Oefentherapie voor ziekten van het zenuwstelsel

Fysieke krachtoefeningen vergroten de functionele herstructurering van alle sleutelelementen zenuwstelsel, wat een stimulerend effect heeft op zowel efferente als afferente systemen. De basisbasis van het werkingsmechanisme van krachtoefeningen is het oefenproces, daarom heeft ook de dynamische herstructurering van het zenuwstelsel invloed cellen van de hersenschorsen perifere zenuwvezels. Bij het uitvoeren van fysieke oefeningen nemen allerlei soorten reflexverbindingen toe (cortico-musculair, cortico-visceraal en ook spier-corticaal), wat bijdraagt ​​aan een meer gecoördineerde en harmonieuze werking van de belangrijkste functionele systemen van het lichaam.

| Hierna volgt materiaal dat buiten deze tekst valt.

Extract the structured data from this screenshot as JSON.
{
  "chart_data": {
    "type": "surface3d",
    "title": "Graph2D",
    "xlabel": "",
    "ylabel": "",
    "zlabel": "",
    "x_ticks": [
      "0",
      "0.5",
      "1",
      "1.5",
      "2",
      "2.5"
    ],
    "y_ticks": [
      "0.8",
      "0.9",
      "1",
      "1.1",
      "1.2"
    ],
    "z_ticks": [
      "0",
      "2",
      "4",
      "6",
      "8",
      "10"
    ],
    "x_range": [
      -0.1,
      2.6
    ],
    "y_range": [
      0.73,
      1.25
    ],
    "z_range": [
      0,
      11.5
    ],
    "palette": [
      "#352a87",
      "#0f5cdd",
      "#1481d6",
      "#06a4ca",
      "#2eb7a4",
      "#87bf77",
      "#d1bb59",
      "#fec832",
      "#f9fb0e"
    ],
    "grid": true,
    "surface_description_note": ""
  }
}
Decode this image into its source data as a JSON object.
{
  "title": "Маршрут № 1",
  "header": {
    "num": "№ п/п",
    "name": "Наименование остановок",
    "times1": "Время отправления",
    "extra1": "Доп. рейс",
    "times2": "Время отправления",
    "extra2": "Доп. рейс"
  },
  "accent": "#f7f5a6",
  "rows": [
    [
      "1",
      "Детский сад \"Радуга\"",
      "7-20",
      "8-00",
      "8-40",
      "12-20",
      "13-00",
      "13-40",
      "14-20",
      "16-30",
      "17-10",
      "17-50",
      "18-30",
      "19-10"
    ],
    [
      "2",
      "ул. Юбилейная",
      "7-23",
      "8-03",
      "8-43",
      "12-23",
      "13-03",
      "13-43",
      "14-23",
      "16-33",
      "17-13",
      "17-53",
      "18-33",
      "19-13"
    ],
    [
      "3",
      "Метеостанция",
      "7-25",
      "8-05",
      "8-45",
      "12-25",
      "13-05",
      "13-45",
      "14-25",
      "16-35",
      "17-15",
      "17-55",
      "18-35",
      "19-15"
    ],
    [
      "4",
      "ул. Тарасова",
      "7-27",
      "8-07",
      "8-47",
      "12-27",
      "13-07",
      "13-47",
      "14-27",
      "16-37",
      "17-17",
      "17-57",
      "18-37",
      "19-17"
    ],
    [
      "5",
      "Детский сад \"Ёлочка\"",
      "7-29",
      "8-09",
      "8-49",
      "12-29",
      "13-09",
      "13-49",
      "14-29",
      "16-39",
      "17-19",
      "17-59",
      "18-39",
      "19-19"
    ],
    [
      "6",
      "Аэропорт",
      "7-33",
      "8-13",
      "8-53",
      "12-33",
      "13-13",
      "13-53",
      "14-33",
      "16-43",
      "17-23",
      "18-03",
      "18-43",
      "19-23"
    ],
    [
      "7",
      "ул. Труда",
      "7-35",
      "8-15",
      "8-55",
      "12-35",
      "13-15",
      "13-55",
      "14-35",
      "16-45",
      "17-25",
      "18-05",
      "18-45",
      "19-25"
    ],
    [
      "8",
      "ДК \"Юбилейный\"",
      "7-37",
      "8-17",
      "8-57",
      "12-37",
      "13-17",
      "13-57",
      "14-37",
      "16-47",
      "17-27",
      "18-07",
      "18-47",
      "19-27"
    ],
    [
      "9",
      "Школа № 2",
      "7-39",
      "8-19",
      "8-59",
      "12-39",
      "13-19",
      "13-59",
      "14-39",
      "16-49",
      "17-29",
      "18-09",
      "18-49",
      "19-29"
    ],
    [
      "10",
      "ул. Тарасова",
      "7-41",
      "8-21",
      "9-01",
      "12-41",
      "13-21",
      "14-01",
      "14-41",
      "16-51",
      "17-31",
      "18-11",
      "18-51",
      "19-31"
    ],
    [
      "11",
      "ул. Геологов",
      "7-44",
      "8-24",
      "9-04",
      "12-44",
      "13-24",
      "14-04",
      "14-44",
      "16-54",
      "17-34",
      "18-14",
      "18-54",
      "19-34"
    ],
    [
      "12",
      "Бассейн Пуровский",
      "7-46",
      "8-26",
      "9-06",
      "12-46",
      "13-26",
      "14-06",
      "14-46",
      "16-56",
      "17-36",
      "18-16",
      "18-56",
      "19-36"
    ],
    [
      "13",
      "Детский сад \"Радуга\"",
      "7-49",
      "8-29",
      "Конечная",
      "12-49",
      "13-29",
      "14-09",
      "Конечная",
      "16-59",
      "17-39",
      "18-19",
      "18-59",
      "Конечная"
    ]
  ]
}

Het actief betrekken van de patiënt bij het proces van bewuste en duidelijk gedoseerde lichaamsbeweging is een krachtige stimulator van de vorming van ondergeschikte invloeden. De plasticiteit van het centrale zenuwstelsel maakt dit mogelijk systematische complexen van fysiotherapieoefeningen ontwikkel een dynamisch stereotype dat de nauwkeurigheid, coördinatie en indrukwekkende bezuiniging van reacties bepaalt.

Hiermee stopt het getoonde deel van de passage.